Under the mistaken impression that this was some sort of "action" movie in which the characters spend a significant amount of screen time shooting at people and driving cars in a reckless manner, I found myself nodding off while watching young Anthony grow up.
"It sucks to be disenfranchised" seems to be the point of this tale wherein a young black man, Anthony (Larenz Tate), grows up in a happy-go-lucky sort of way, then volunteers for the Vietnam War and returns to find living a regular life to be a tall order. So, he does what any protagonist in need of a plot point would do: He robs a bank.
Under the mistaken impression that this was some sort of "action" movie in which the characters spend a significant amount of screen time shooting at people and driving cars in a reckless manner, I found myself nodding off while watching young Anthony grow up to realize that the world is a real cesspool and that being patriotic frequently comes around to bite you right in the ass.
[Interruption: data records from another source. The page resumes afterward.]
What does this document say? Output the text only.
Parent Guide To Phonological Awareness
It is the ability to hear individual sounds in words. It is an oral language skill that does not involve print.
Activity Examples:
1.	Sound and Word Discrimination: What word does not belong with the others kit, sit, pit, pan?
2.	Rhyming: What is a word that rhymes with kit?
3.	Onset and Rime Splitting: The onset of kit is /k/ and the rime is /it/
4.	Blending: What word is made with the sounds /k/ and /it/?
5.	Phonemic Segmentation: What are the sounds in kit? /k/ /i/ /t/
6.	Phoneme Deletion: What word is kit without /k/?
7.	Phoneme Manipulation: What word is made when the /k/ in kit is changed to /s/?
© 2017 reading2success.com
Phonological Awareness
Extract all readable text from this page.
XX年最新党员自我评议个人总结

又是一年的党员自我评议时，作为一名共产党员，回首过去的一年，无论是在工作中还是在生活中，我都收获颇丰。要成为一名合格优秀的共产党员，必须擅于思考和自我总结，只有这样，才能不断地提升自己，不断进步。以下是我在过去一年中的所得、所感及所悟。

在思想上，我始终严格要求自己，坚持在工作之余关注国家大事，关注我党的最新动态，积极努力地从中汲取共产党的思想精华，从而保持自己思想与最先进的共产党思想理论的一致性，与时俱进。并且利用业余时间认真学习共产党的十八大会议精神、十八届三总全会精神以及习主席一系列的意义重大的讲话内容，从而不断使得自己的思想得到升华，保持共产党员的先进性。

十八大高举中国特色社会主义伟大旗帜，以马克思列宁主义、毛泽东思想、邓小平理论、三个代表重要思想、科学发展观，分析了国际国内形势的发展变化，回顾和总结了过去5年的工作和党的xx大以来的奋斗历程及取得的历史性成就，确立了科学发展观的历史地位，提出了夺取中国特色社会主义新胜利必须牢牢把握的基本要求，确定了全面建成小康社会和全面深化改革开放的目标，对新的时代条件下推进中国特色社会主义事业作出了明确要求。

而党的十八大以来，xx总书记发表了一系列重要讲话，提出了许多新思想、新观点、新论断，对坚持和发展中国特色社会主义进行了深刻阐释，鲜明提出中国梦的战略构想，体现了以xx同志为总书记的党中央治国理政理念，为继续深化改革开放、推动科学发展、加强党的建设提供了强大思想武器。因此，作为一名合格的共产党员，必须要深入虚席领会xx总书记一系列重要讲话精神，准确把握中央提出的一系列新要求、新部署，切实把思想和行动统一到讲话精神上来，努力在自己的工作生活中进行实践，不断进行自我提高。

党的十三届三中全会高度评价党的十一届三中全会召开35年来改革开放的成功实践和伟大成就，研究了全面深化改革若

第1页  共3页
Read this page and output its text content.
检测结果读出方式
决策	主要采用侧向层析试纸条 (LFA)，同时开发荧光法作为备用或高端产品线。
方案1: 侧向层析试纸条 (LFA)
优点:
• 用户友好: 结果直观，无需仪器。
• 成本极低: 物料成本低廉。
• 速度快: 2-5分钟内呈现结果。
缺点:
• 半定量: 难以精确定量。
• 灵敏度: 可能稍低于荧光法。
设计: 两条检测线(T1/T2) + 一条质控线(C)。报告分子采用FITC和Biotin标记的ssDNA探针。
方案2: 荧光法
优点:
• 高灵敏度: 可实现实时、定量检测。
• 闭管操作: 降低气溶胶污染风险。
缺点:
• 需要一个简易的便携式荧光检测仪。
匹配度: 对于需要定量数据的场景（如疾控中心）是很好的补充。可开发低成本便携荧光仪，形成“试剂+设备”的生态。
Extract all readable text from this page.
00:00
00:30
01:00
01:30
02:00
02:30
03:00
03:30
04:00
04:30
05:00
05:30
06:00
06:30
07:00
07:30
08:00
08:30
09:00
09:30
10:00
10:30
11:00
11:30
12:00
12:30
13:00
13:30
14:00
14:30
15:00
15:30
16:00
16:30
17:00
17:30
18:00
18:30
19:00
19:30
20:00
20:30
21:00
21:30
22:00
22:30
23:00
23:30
This movie is divided into three specific parts, all of which are rip-offs of other films. The first part is the middle-class kid growing up scenario wherein Anthony runs numbers for Kirby (Keith David) and learns that making money can be fun. He also chats with his friends, José (Freddy Rodriguez) and Skip (Chris Tucker), about life. Can you say: "Goodfellas?" Then there's the Vietnam section, wherein Anthony meets the nutty Cleon (Bokeem Woodbine) working as a Marine for a special recon outfit. Can you say: "Platoon?" Then there's the post-Vietnam story wherein Anthony decides to rob the bank because he can't support his honey, Juanita (Rose Jackson), and his baby. Can you say: "Dog Day Afternoon?"
The film's title, "Dead Presidents," refers to those old guys whose faces are on our currency. If the Hughes brothers really wanted to make a statement about how the importance of money has corrupted the moral fiber of our country, they might have tried taking the budget for their movie and seeing if Ralph Reed would have sodomized a few underaged farm animals on film in exchange for the quick cash. Sure, the symbolism would have been a little less subtle, but imagine how much more interesting it would have been.